Emergency workers had flooded the area with light, enabling them to pair with public volunteers in a desperate search for the living, but they needed help from something with better hearing and a better sense of smell than the average human being. They were helped by Moxie and Tara from Massachusetts, Guinness from California, Kaiser from Indianapolis, Bretagne from Texas, Red from Maryland, Hoke from Denver. It was a long shot to call in search and rescue dogs. As good as the dogs were, 9/11 was undeniably a large-scale tragedy.
Search-and-rescue dogs are trained to pick up certain scents on the ground and in the air. Well-trained search dogs have proven to be the fastest way to locate a victim in the aftermath of a disaster like an earthquake or hurricane. Disaster search-and-rescue dogs are trained to find people in incredibly unstable environments, where smoke or chemical smells might affect the results of the dog’s search.
Three hundred and eighteen search-and-rescue dogs were trained to find the living who may have survived 9/11. Unfortunately, the terrorist attacks were a true disaster, making it a fruitless search. Despite this, the dogs at Ground Zero were seen doing what dogs do so well– comforting the firemen and first responders during the darkest hours of their lives.

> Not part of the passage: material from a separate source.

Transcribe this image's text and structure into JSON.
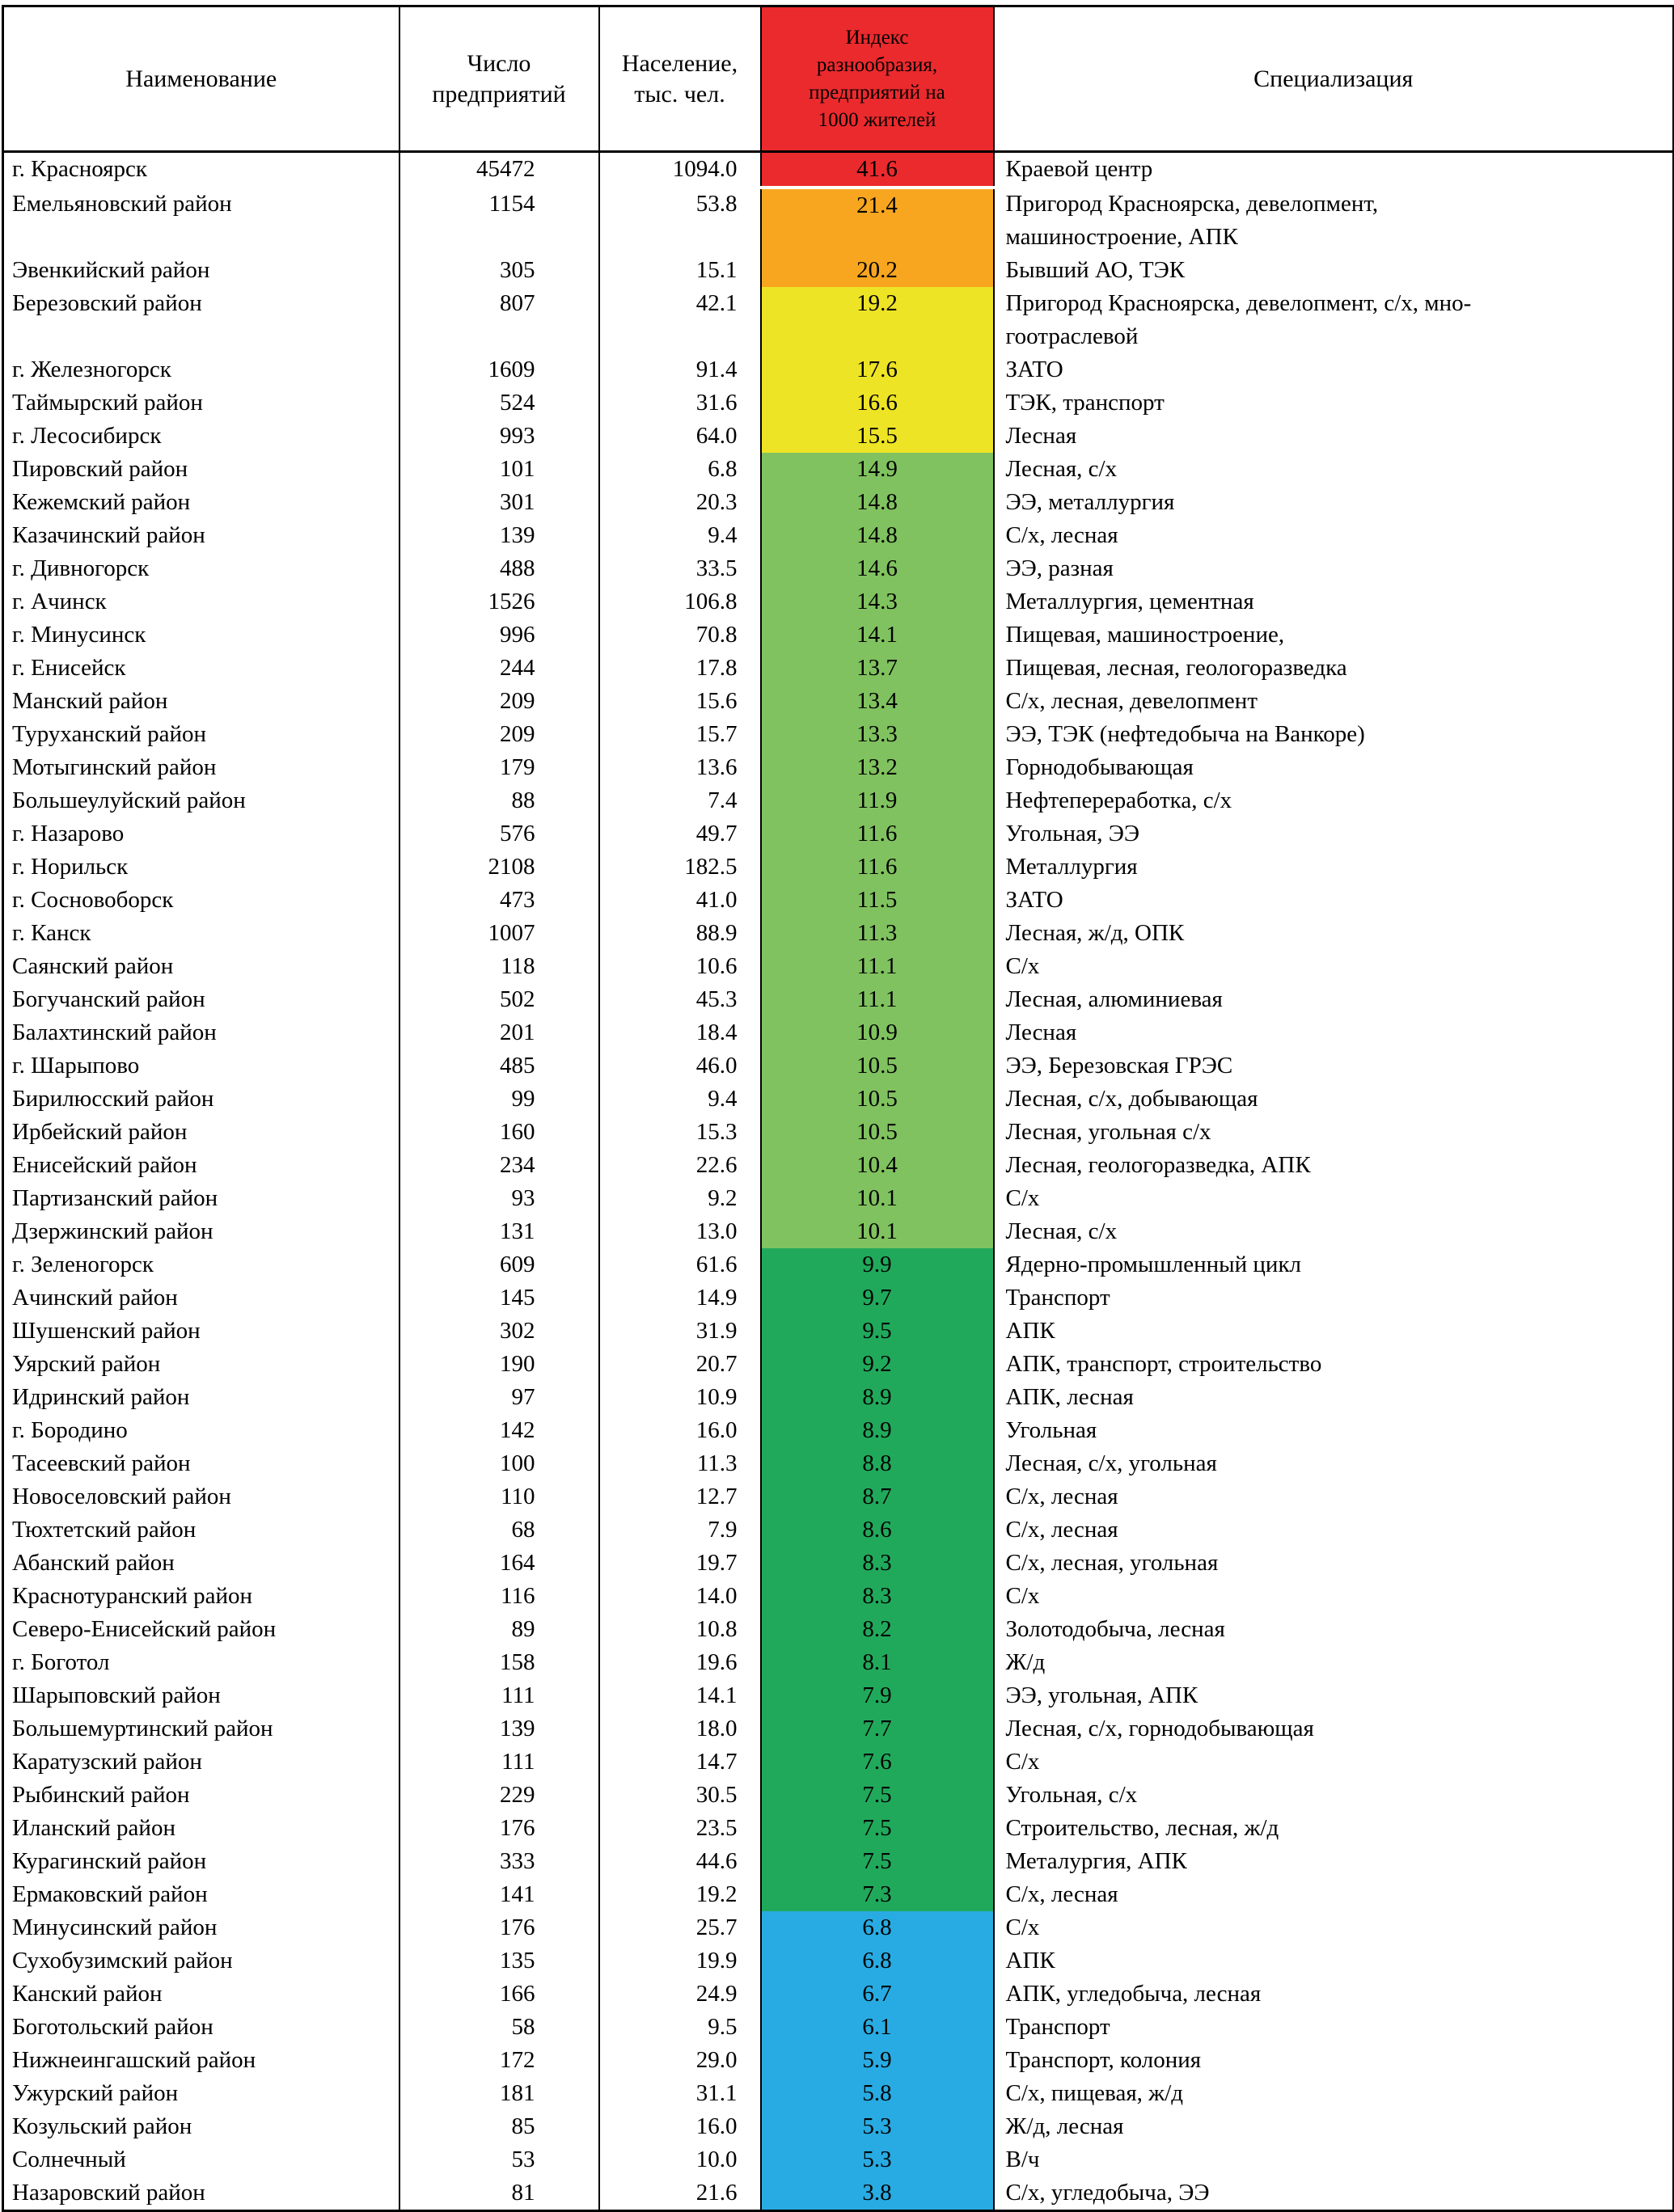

In total, 950 canine dog teams served in response to September 11, 2001. They served at Ground Zero, the Pentagon, and that field in Shanksville, Pennsylvania.
Eleven years later, 2 Million Dogs remembers the day our best friends experienced  alongside all in this great nation– and the sweet snuggles and tail wags as our tears rolled down.
We will never forget.
Teri’s blog and all of the blogs posted by her and Erich Trapp can be read at the 2 Million Dogs Blog
——–
YBD’s Notes 1: Thank you, Teri for this beautifully written tribute to the service dogs of 9/11.  
YBD’s Notes 2:  Lest we all forget, dogs are essential to our survival and the very essence of our goodness.